Hodges has ruled on about a dozen judicial-bypass cases…. He sees his role as similar to that of a jury determining whether a convicted criminal defendant “should be given life in prison or the death sentence,” he said…. He said he didn’t want to impose his personal views about abortion on G but he believes life begins soon after a fetal heartbeat, and he suggested the ultrasound, because he thought, wrongly, that it tends to make women change their minds.

G she was aware that crisis pregnancy centers oppose abortion. As she walked out of the courtroom, her lawyer tried to reassure her. “Maybe he is saying if you do this, he will grant it?” The next morning, G caught a ride 50 miles south to a crisis pregnancy center, where a woman displayed her ultrasound on a large screen and turned up the volume of the fetal heartbeats, which sounded like galloping hooves. The woman read off the supposed risks of abortion — the chance of death, the likelihood of infertility — and printed photos titled “Baby A” and “Baby B.” G left the center frightened and angry and immediately called her lawyer to file an affidavit. “I am walking into this situation thankful for all the information and care I have received,” the document read. “I am asking the court to sign an order allowing me to have an abortion.”

That afternoon, G’s lawyer called her. Hodges had denied her petition, ruling that she wasn’t mature enough to make this decision. G could appeal, the lawyer said, but G’s mind was already replaying her testimony. She had stuck to the conventions of the bypass hearing, spinning a story about her life that portrayed her as an upright woman: She was studious and diligent at work; she could save money and pay bills. Now she just wanted to do it over.

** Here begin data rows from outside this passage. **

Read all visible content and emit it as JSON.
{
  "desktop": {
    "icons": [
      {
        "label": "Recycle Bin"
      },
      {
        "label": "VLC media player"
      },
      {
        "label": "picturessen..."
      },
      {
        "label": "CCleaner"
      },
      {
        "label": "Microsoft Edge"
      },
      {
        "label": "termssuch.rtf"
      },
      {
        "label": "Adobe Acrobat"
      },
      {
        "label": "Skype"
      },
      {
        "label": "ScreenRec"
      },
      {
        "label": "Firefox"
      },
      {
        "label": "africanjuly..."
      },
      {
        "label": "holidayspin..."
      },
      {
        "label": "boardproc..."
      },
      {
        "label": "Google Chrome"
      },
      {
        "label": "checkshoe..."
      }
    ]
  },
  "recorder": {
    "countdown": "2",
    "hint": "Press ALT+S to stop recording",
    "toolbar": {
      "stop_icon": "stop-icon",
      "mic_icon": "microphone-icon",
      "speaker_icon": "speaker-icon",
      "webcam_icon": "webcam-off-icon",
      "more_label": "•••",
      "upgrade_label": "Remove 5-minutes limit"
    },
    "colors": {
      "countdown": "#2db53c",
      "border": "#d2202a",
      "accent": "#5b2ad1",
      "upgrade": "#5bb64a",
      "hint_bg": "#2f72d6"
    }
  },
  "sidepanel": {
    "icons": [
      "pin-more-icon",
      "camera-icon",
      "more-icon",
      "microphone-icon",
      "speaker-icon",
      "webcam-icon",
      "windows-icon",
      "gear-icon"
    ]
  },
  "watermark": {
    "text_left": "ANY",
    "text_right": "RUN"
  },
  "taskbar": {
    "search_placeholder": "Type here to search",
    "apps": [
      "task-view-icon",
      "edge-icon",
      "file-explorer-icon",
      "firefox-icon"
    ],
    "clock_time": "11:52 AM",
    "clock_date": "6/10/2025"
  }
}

Her life was a mess, a loop of false starts, deferred plans and upheaval. All she wanted was to tell the judge the truth: She wasn’t mature enough to be a mother. That didn’t happen…

POSTSCRIPT: This is one of the strongest and most heartbreaking stories of what happens when parents aren’t there to help and judges, given total control over a stranger’s life, are anti-abortion. The article is too long to include more and in any case, I can no longer access the rest. G gives birth to twins and had a very difficult time since. Her understanding of her own situation was accurate and exactly what she should have told the judge, though it may well not have made any difference. The children are being cared for by someone else, she has experienced everything she dreaded, and she’s living alone in a caravan. She’s incredibly brave and I hope she finds her feet anew. She deserves it. If you weren’t against parental consent and judicial so-called bypass, I hope you will be now, actively, even without being able to read the whole story.